Data classification and identification is all about tagging your data so it can be found quickly and efficiently.
But organisations can also gain from de-duplicating their information, which helps to cut storage and backup costs, whilst speeding up data searches.
Thirdly, classification can help an organisation to meet legal and regulatory requirements for retrieving specific information within a set timeframe, and this is often the motivation behind implementing data classification technology.
However, data strategies differ greatly from one organisation to the next, as each generates different types and volumes of data. The balance may vary greatly from one user to the next between office documents, e-mail correspondence, images, video files, customer and product information, financial data, and so on.
It may seem a good idea to classify and tag everything in the databases, but experts warn against it.
Andy Whitton, partner in Deloitte's data practice says, "Full data classification can be a very expensive activity that very few organisations do well. Certified database technologies can tag every data item however, in our experience only governments do this because of the cost implications."
Instead, Whitton said, companies need to choose certain types of data to classify, such as account data, personal data, or commercially valuable data.
He added that the start point for most companies is to classify data in line with their confidentiality requirements, adding more security for increasingly confidential data. "If it goes wrong, this could be the most externally damaging - and internally sensitive. For example, everyone is very protective over salary data," says Whitton.
As well as the type and confidentiality of the data, organisations should also consider its integrity, as low-quality data cannot be trusted. Users should also consider its availability, because high data availability requires a resilient storage and networking environment.
Tagging the data in the right way, by using an effective metadata strategy , is essential, said Greg Keller, chief evangelist at software firm Embarcadero. "In other words, the egg must truly precede the chicken."
The enterprise is overwhelmed with data, including relational (structured) and non-relational (semi-structured or non-structured), much of which is redundant, stale and of radically varying quality", he explains.
"A plan must be put in place, by an enterprise or data architecture team, to first source the desired data, standardising the path to it, documenting the data's structure and general content along with any known business rules and then ultimately communicating this initial set of information to relevant constituencies."
Once this platform of initial "metadata" has been established and replicated successfully to other information stores, the organisation can implement a "classification taxonomy" to tag the assets of varying types, in terms of their business relevance, said Keller.

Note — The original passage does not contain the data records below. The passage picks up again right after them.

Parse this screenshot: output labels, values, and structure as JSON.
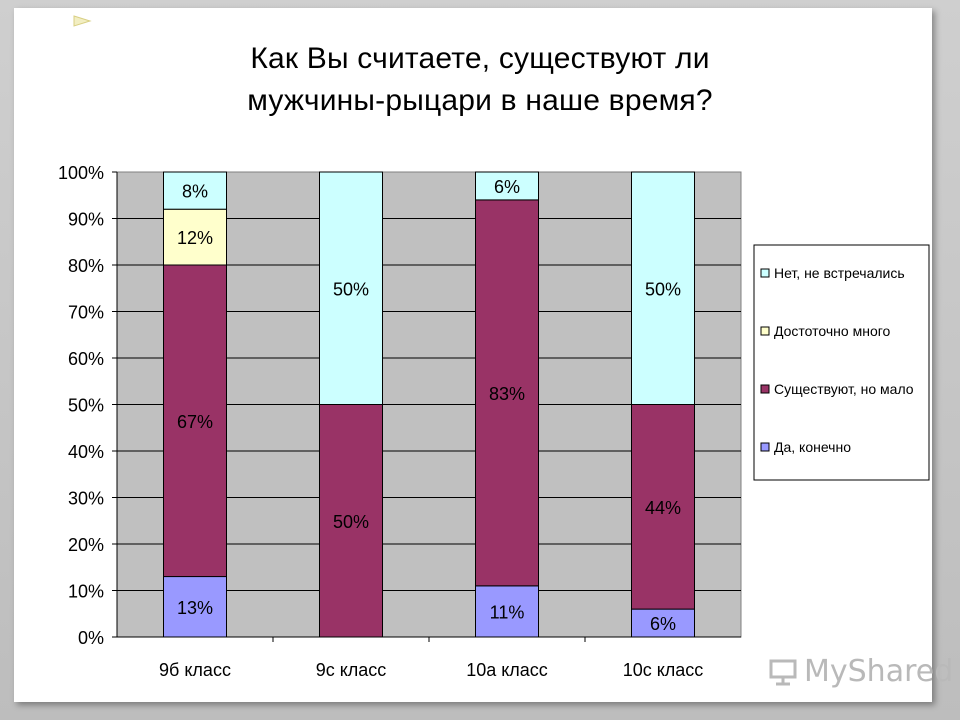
{
  "chart_data": {
    "type": "bar",
    "stacked": true,
    "percent": true,
    "title_lines": [
      "Как Вы считаете, существуют ли",
      "мужчины-рыцари в наше время?"
    ],
    "categories": [
      "9б класс",
      "9с класс",
      "10а класс",
      "10с класс"
    ],
    "ylim": [
      0,
      100
    ],
    "yticks": [
      "0%",
      "10%",
      "20%",
      "30%",
      "40%",
      "50%",
      "60%",
      "70%",
      "80%",
      "90%",
      "100%"
    ],
    "grid": true,
    "legend_position": "right",
    "series": [
      {
        "name": "Да, конечно",
        "color": "#9999ff",
        "values": [
          13,
          0,
          11,
          6
        ],
        "labels": [
          "13%",
          "",
          "11%",
          "6%"
        ]
      },
      {
        "name": "Существуют, но мало",
        "color": "#993366",
        "values": [
          67,
          50,
          83,
          44
        ],
        "labels": [
          "67%",
          "50%",
          "83%",
          "44%"
        ]
      },
      {
        "name": "Достоточно много",
        "color": "#ffffcc",
        "values": [
          12,
          0,
          0,
          0
        ],
        "labels": [
          "12%",
          "",
          "",
          ""
        ]
      },
      {
        "name": "Нет,  не встречались",
        "color": "#ccffff",
        "values": [
          8,
          50,
          6,
          50
        ],
        "labels": [
          "8%",
          "50%",
          "6%",
          "50%"
        ]
      }
    ]
  },
  "watermark": "MyShared"
}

"This set of tags can range from its quality classification, to its encryption/security level, to its volatility," says Keller.
Rich Hale, product and strategy manager at Active Navigation, which develops tools to manage unstructured information says there are several best practices to keep in mind when undertaking a new data classification system.

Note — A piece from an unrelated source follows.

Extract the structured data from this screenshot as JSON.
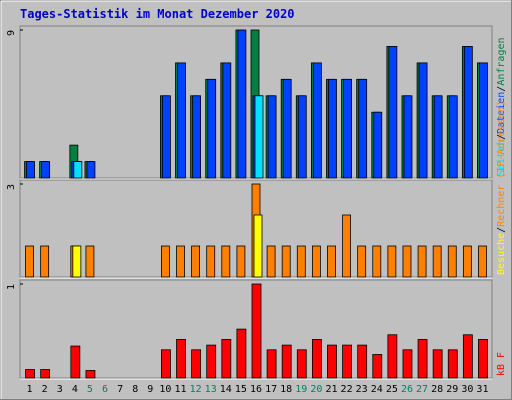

According to Hale, it is imperative to have the support of the management and employees who will be using the system. "Simply using technology to automatically build a new scheme or designing a scheme behind closed doors will lead to a dysfunctional approach and adoption will be resisted."
The classification system itself must include an element of centralised control so that data may be classified in the context of overall strategic business objectives, such as compliance.
Secondly, before attempting to design a new classification system, it is important to check that the data sets to be classified and fed into the system are of good quality.
"A common problem with current information systems is that too much rubbish is allowed to accumulate, from duplication to copies of office party photos and personal letters to bank managers, making the task difficult, at best," says Hale.
Storage cleansing products are useful here, because they remove redundant, obsolete or trivial content.
The third step is to carry out an information audit, to gain an accurate view of the nature of the data, including the dominant themes, semantics or the gist of the information, and not just the metadata.
The results of an audit then need to be placed in context with the existing metadata information, as well as the details of where and how the information has been stored, to give the richest possible view of the content. Audit presentation technology can help here, assisting classification designers to query, sift and filter audit results rapidly.
The last stage of the data classification and identification strategy is the classification design stage. Hale recommends that users combine classification design tools with audit presentation, which means that the audit results can be acted on: this ensures the system is more effective.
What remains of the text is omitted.